What type of image is this "DVD from Redhat". Is it marketplace version of image or something else?

It means you download the DVD iso for RHEL9 from Redhat website -> https://developers.redhat.com/products/rhel/download

The marketplace images seems working. We don't know what custom image that you are using.

I download the DVD from Redhat as described above and install it on a VM on my PC, then I've upload the VHD to Azure.
Only difference with the marketplace images is that I don't install the cloud-init package.

If cloud-init is installed it will create the files under network-scripts folder and WALinuxAgent will not throw an expection.
If cloud-init is not installed then the files under network-scripts won't be there and WALinuxAgent will throw an expection.

@narrieta IMHO WALinuxAgent should be able to handle the provisioning by itself without requiring cloud-init to be installed.

@johanburati The main purpose of the "deprovision" option in waagent is to help prepare a generalized image from an image in the marketplace where the agent has already been installed. The images in the marketplace use cloud-init and that case seems to be handled correctly.

If you can provide detailed instructions to reproduce the problem you are seeing, we may be able to help.

If you can provide detailed instructions to reproduce the problem you are seeing, we may be able to help.

The instructions are the one you can find in:

In that doc, It is specified one need to deprovision the VM:

  1. Deprovision
    Run the following commands to deprovision the virtual machine and prepare it for provisioning on Azure:

When you do waagent throw an expection:

FileNotFoundError: [Errno 2] No such file or directory: '/etc/sysconfig/network-scripts/ifcfg-eth0'

Is it expected that waagent throw an expection if it does not find the /etc/sysconfig/network-scripts/ifcfg-eth0 file ?

My point is the network-scripts are not used on RHEL9, the Markteplace image does not throw the error because it has cloud-init package installed and cloud-init generate that file.

Shouldn't waagent able to handle the deprovisionning/provisionning of the VM wihtout requiring cloud-init ?
btw if that is not the case then the WALinuxAgent rpm should have the cloud-init package as a requirement.

Hi @narrieta ,

I also see this issue in RHEL-9.0. This issue is happened when there's no /etc/sysconfig/network-scripts/ifcfg-eth0 in the image. The ifcfg-eth0 is not a necessary file in both RHEL-9 and RHEL-8 now, and the network-script . I think missing this file should not block the WALA provisioning.
Besides, if there's no ifcfg-eth0 file, wagent -deprovision command will also through an exception:
2022-05-31T08:12:29.760610Z ERROR MainThread Failed to run 'deprovision': [Errno 2] No such file or directory: '/etc/sysconfig/network-scripts/ifcfg-eth0'
So even use waagent -deprovision to prepare the generalized image cannot resolve this issue.

Thanks!

@johanburati cloud-init is the recommended/supported way to provision RHEL9. We provide limited support for other scenarios. I'll leave this issue open, but it may takes us some time to get to it.

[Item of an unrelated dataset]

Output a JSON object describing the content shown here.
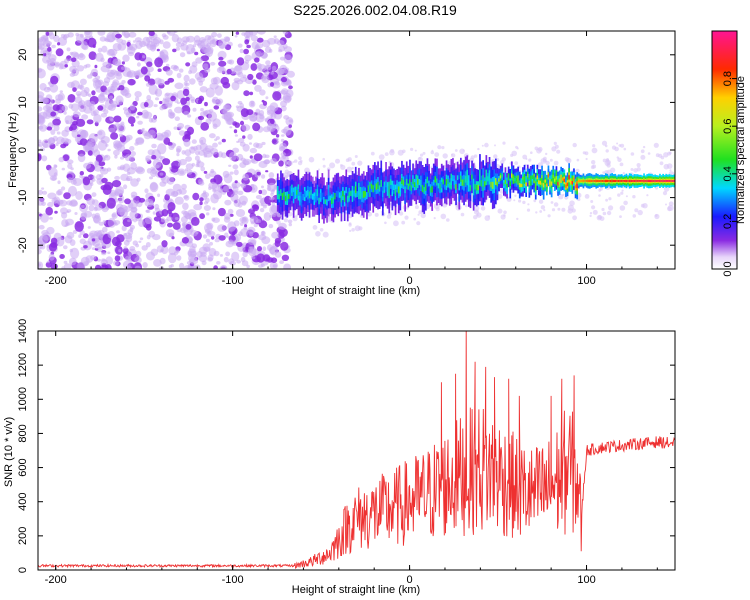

We don't produce the RPM package. If Red Hat's package is missing the dependency on cloud-init, this should probably be reported to them.

@yuxisun1217 Are you provisioning with cloud-init?

@narrieta No. I hit this issue when I test WALA feature in RHEL(without cloud-init). I know that the RHEL images in the Azure Marketplace all use cloud-init as provision agent, but for the customized images I think the customer may hit this issue.